The former leader of Sweden's centre-right Moderate party made the comments during Almedalen Week, an annual politics festival which sees politicians, pundits and lobbyists descend on the island of Gotland.
“Russia is entering an increasingly uncertain phase of its development with increasingly authoritarian tendencies and a growing uncertainty about the economy and the future political leadership,” Bildt told Swedish business paper Dagens Industri late on Tuesday.
He spoke a day after Defence Minister Peter Hultqvist, of the ruling centre-left Social Democrats, spoke at a seminar in Visby, Gotland, about Sweden's extended military and security cooperation with Finland, Denmark, Poland, the Baltic countries, the United Kingdom and the United States.
“We are doing that in a very open and transparent manner.

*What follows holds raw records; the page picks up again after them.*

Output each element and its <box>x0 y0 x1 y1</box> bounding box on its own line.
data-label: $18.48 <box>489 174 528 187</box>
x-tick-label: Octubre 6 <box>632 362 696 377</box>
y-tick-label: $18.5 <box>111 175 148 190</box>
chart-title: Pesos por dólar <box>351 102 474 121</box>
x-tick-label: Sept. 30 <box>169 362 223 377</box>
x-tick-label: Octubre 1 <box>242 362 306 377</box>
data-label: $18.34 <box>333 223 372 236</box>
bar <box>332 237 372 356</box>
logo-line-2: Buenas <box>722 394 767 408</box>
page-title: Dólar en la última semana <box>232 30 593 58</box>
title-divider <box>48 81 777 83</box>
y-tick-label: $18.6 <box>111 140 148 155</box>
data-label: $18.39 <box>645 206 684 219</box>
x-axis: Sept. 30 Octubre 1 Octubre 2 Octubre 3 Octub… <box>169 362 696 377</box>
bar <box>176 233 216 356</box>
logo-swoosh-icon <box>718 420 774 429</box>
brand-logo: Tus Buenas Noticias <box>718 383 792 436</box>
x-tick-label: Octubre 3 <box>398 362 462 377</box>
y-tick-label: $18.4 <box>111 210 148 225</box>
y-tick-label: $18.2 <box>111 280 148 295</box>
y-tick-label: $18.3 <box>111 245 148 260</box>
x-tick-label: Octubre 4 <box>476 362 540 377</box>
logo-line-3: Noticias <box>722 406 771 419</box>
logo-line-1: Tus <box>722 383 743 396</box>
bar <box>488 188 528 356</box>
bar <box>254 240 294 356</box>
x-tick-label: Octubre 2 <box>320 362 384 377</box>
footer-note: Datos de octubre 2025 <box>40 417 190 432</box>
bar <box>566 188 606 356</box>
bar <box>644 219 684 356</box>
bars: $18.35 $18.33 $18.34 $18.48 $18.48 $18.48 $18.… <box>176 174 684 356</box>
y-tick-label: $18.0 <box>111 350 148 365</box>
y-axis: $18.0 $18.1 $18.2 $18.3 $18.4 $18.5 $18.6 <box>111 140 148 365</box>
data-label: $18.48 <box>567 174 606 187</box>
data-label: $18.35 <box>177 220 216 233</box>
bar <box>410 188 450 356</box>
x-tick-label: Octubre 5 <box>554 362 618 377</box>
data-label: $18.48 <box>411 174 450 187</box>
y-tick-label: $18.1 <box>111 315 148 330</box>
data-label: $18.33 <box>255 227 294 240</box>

I therefore think we are taking the responsibility of stabilizing the situation,” said Hultqvist on Monday.
But Bildt said traditionally non-aligned Sweden, whose parliament voted this year to ratity a so-called Host Nation Support Agreement (HSNA) with Nato, should strike up more links with other members of the alliance.
“Before, Sweden enjoyed wider cooperation with Norway, but it has dwindled out which is not good. Norway is the most powerful actor in the Baltic-Scandinavian region. The country, which is an Atlantic nation, is considered the strongest link to the US,” he said.
“We have a situation with a debate which the Social Democratic party cannot handle. But in ten years it is highly likely that Sweden and Finland will be members,” predicted Bildt.
Bildt led Sweden 1991-1994. He was foreign minister 2006-2014. Photo: Claudio Bresciani/TT
Originally signed in September 2014, the HNSA with Nato allows the alliance to transport helicopters, aircraft and ships across Swedish territory, but only upon Sweden’s invitation.
Public opinion in Sweden has shifted towards Nato in recent years. A Sifo poll released in September 2015 showed a marked change, with more Swedes in favour of joining the military alliance than against.
The increase is largely credited to a perceived fear of what is seen as an increasingly aggressive Russia, a concern which may seem strange to come, but runs deep within the Swedish psyche.
Of the 1,000 respondents, a total of 41 percent told the poll they were in favour of seeking membership in the military defence alliance, 39 percent said they were against it and 20 percent were uncertain.